Tuesday 18 April 2017

A quiet word in your ear...

First of all, a quiet word in the ear of parties appearing before the Commerce Commission.

Look at para 38 of the written reasons for the SkyTV/Vodafone decline. I've bolded the bit that's most important. The para reads
We collected and reviewed some useful evidence from which to construct the factual and counterfactual and our competition analysis. However, we also note that a number of parties provided some submissions on the merger that did not seem, to us, to accord entirely with statements made by the submitters elsewhere, including in internal records. We did not consider that all evidence of past or present conduct or events provided a reliable predictor of future likely impact.
This, folks, is somewhere in the general territory of a reproof, rebuke, and warning, and it's a good reminder (as I've advised before) not to take an opportunistic approach to competition or regulation proceedings. One of your biggest assets is your credibility, and your advisers'. While you will be tempted - of course you will - to run arguments that are inconsistent with what you've said somewhere else, to run with the incumbent hare and hunt with the new entrant hounds, don't do it.

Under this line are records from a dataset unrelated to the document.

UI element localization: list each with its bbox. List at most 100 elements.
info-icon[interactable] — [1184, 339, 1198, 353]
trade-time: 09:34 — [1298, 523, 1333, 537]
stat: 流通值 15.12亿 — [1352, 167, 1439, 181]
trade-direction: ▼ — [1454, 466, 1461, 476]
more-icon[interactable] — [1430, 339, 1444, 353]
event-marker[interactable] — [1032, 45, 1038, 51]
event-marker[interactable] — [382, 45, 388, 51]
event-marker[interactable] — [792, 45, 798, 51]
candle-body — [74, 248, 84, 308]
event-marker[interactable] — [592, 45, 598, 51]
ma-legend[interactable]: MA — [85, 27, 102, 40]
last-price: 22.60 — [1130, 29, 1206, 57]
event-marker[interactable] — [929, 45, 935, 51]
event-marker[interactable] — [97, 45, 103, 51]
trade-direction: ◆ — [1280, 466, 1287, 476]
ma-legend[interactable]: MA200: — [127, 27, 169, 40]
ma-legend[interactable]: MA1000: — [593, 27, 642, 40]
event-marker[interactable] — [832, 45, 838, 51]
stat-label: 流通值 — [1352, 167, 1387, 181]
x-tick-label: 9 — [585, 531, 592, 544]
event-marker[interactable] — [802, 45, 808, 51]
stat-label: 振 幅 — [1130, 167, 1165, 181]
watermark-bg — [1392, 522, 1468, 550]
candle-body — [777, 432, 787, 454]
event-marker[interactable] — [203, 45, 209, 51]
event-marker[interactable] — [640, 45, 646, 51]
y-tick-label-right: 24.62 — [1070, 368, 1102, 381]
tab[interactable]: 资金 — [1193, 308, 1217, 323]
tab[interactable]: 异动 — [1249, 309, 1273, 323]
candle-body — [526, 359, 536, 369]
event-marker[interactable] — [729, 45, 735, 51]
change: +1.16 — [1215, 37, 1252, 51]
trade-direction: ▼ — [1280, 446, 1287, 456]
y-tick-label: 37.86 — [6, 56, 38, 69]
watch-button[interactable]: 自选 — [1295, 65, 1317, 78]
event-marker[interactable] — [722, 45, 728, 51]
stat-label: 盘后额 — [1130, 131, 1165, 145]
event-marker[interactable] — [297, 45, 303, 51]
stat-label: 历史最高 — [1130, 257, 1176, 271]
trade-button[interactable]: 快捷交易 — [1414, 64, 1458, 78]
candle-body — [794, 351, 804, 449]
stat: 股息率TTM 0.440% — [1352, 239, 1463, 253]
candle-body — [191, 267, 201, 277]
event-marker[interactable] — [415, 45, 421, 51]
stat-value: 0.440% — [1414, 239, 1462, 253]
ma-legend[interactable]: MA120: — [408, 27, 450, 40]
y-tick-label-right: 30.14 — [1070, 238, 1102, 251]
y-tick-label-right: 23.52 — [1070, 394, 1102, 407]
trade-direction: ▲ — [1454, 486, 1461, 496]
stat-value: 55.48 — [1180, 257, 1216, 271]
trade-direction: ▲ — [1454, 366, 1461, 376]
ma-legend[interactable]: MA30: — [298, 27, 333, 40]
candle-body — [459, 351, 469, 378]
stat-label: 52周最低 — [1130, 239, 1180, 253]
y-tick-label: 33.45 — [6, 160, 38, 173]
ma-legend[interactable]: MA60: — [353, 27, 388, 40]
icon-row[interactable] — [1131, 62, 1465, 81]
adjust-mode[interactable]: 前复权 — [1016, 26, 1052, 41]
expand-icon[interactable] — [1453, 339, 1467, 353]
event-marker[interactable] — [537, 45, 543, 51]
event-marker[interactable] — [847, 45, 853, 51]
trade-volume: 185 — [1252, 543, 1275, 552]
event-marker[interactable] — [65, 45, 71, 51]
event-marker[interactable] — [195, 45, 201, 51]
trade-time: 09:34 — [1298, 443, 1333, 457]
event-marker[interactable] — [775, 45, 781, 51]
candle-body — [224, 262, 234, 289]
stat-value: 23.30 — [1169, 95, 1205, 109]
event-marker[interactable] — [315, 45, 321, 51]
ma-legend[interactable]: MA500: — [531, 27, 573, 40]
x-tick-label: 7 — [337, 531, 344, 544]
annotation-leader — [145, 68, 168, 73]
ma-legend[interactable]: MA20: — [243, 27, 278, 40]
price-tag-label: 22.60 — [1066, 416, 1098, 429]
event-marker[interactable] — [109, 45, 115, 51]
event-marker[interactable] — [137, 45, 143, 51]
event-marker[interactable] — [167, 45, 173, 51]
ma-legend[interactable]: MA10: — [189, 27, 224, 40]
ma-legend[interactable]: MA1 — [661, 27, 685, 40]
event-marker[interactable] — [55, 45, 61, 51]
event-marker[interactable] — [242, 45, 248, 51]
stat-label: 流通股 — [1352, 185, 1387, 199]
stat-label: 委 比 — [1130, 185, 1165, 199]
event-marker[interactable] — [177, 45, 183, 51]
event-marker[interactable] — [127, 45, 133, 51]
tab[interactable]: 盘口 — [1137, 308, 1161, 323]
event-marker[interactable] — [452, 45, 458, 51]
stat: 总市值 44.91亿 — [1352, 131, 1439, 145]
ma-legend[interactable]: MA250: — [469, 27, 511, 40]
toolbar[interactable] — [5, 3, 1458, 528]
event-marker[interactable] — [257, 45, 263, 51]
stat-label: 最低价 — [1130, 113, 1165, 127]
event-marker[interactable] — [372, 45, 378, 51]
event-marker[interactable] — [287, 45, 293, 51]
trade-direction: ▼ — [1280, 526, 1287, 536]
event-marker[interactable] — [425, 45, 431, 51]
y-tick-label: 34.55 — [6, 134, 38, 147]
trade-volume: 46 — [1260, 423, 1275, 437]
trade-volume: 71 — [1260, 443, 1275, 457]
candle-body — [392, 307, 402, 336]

And a quiet word in the Commission's ear, too.

At [15] the Commission says (I've italicised the bit I want to talk about)
We make a pragmatic and expert assessment of what is likely to occur in the future with and without the merger
which rang a bell, since something very like it appears in the Mergers and Acquisitions Guidelines, except that there (in para 2.35) it reads
We make a pragmatic and commercial assessment of what is likely to occur in the future with and without the merger
Perhaps this upgrade is a good 'deference' card to have in your hand in the appellate courts. But on the other hand you wouldn't want one of them saying something like, "We have difficulty seeing how an 'expert' tribunal could come to those conclusions on the facts before it", would you?

Bit more humility, lads and lasses. It's the Kiwi way.